May 28, 2020 - On Wednesday, Congressman Tom McClintock adressed the House floor with the following statement:
Follow the Science, for a Change
Congressman Tom McClintock
House Chamber, Washington, D.C.
May 27, 2019
Just a few months ago, America enjoyed the most promising economic expansion in our lifetimes, lifting millions of Americans out of poverty, boosting wages for American workers and producing the lowest unemployment rates in fifty years. Today, the American economy lies in rubble, with tens of millions of Americans thrown into unemployment, poverty and despair.
That damage was not done by a virus. It was done by ordering entire populations into indefinite home detention, shuttering countless businesses and desecrating the most fundamental human rights that our Constitution commands our government to protect.
We are told to follow the science and the data. That would be nice, for a change.
What does the science tell us about the severity of COVID-19? We know that about 80 percent of those who get it either have no symptoms at all, or experience it as a mild respiratory infection. In New York, 74 percent of those who died were over age 65 and just six one-hundredths of one percent were under age 18. Three quarters of those who died had underlying medical conditions.
So how does it “follow the science” to close schools – where it poses the least danger – while packing infected patients into nursing homes – where it poses the greatest danger?
Once epidemiologists began surveying general populations, they discovered the disease isn’t nearly as severe as the claims that set off the global panic. Researchers at Stanford University surveyed the population of Santa Clara, California and estimated a fatality rate of 17/100ths of one percent. New York serology tests revealed a fatality rate of one half of one percent.
Simply stated, if you get the flu, your chance of survival is 99.9 percent and, according to these studies, if you get COVID-19, your chance of survival is better than 99.5 percent. How does this science justify throwing nearly 40 million Americans into unemployment?

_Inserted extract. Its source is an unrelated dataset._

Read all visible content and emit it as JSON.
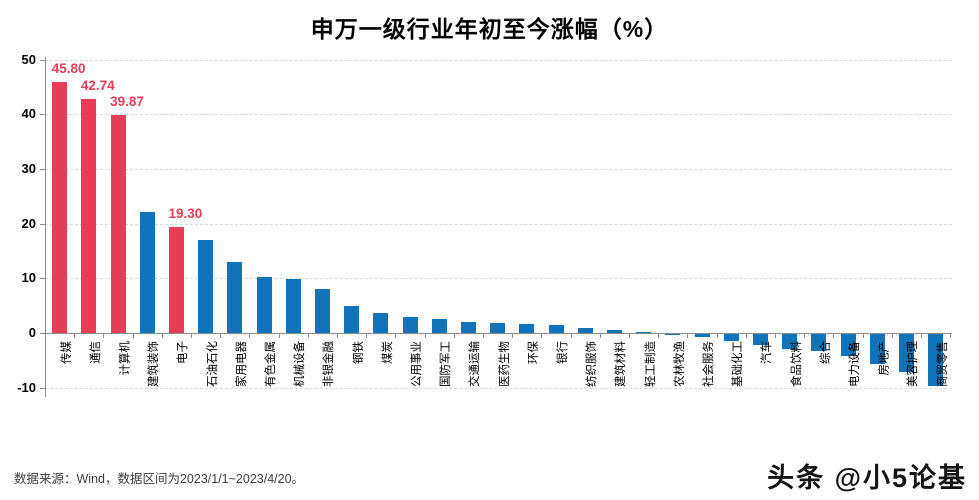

Does the science support population-wide lockdowns? In 2006, based on an Albuquerque teenager’s science paper, the Bush administration proposed mass lockdowns in the event of a severe flu pandemic. Leading epidemiologists warned at the time that – quote - “The negative consequences of large-scale quarantine are so extreme that this mitigation measure should be eliminated from serious consideration.” It wasn’t.
New York Governor Andrew Cuomo has now admitted that 84 percent of COVID-19 hospitalizations in New York are people either already “sheltering at home” or at nursing homes.

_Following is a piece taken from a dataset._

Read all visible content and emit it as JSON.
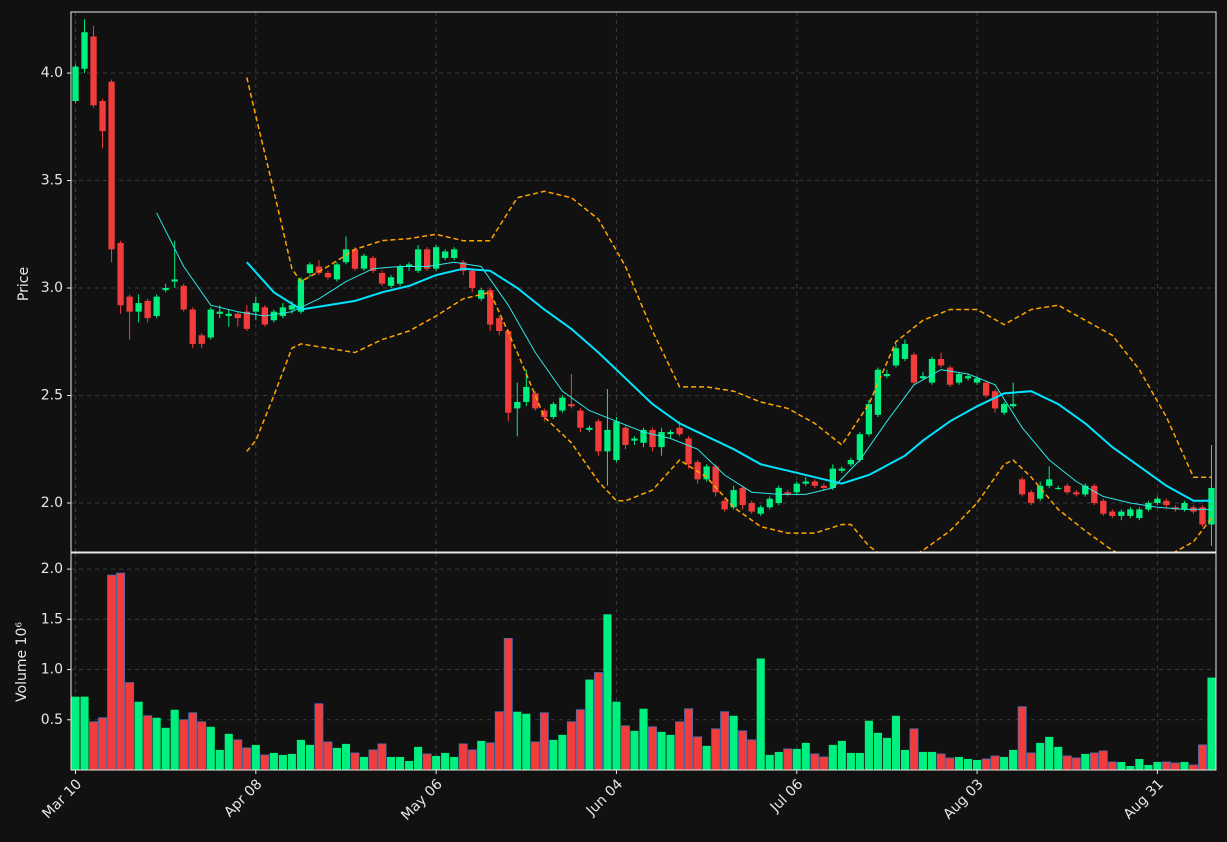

Statistical analysts, including Stanford University’s Nobel laureate Michael Levitt, Tel Aviv University’s Isaac Ben-Israel, Kentucky State University’s Wilfred Reilly and Cypress Semi-conductor’s T.J. Rodgers, are finding no significant statistical difference in the infection curves between those jurisdictions that have destroyed their economies and those that haven’t. A study by JP Morgan has found an inverse relationship as economies open back up.
A study of 318 outbreaks involving 1,245 cases in China found just one outbreak that occurred outdoors, involving just two cases. Eighty percent of the outbreaks occurred in people’s homes. So how does it follow the science to close outdoor venues and order people indoors?

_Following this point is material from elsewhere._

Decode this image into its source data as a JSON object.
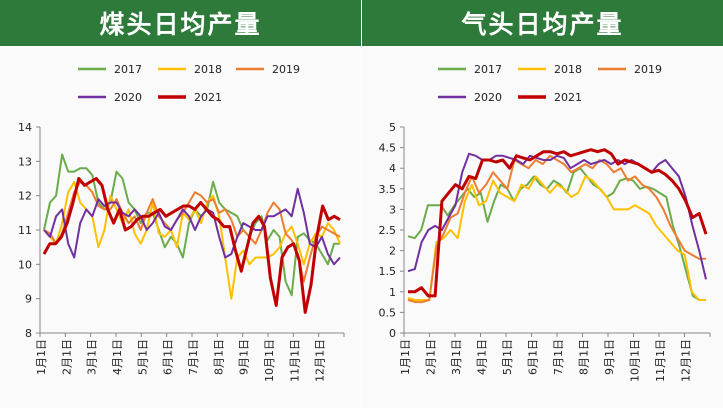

Mr. Speaker, it is high time we considered how many Americans will die because of the COVID-19 lockdowns. The Well Being Trust predicts up to 75,000 “deaths of despair” due to suicide and drug and alcohol abuse because of the lockdown. In March alone, the Epic Health Research Network warns of a 94% decline in breast, colon and cervical cancer screenings and the Rape, Abuse and Incest National Network reports a 22 percent increase in children calling for help. A 2011 Columbia University study funded by the National Institutes of Health estimated that 4.5 percent of all deaths in the United States are related to poverty. How does it follow the science to destroy the livelihoods of millions of Americans, cut them off from their support networks, force them into isolation and plunge them into poverty?
I don’t blame our public health officials. They have the luxury of ignoring the effect of their policies beyond their area of expertise. The responsibility rests, rather, with the public officials who failed to consider the catastrophic collateral damage they have caused – who became so drunk with power and so besotted with self-righteousness that they lost any reference to common sense or any concern for the damage they have done.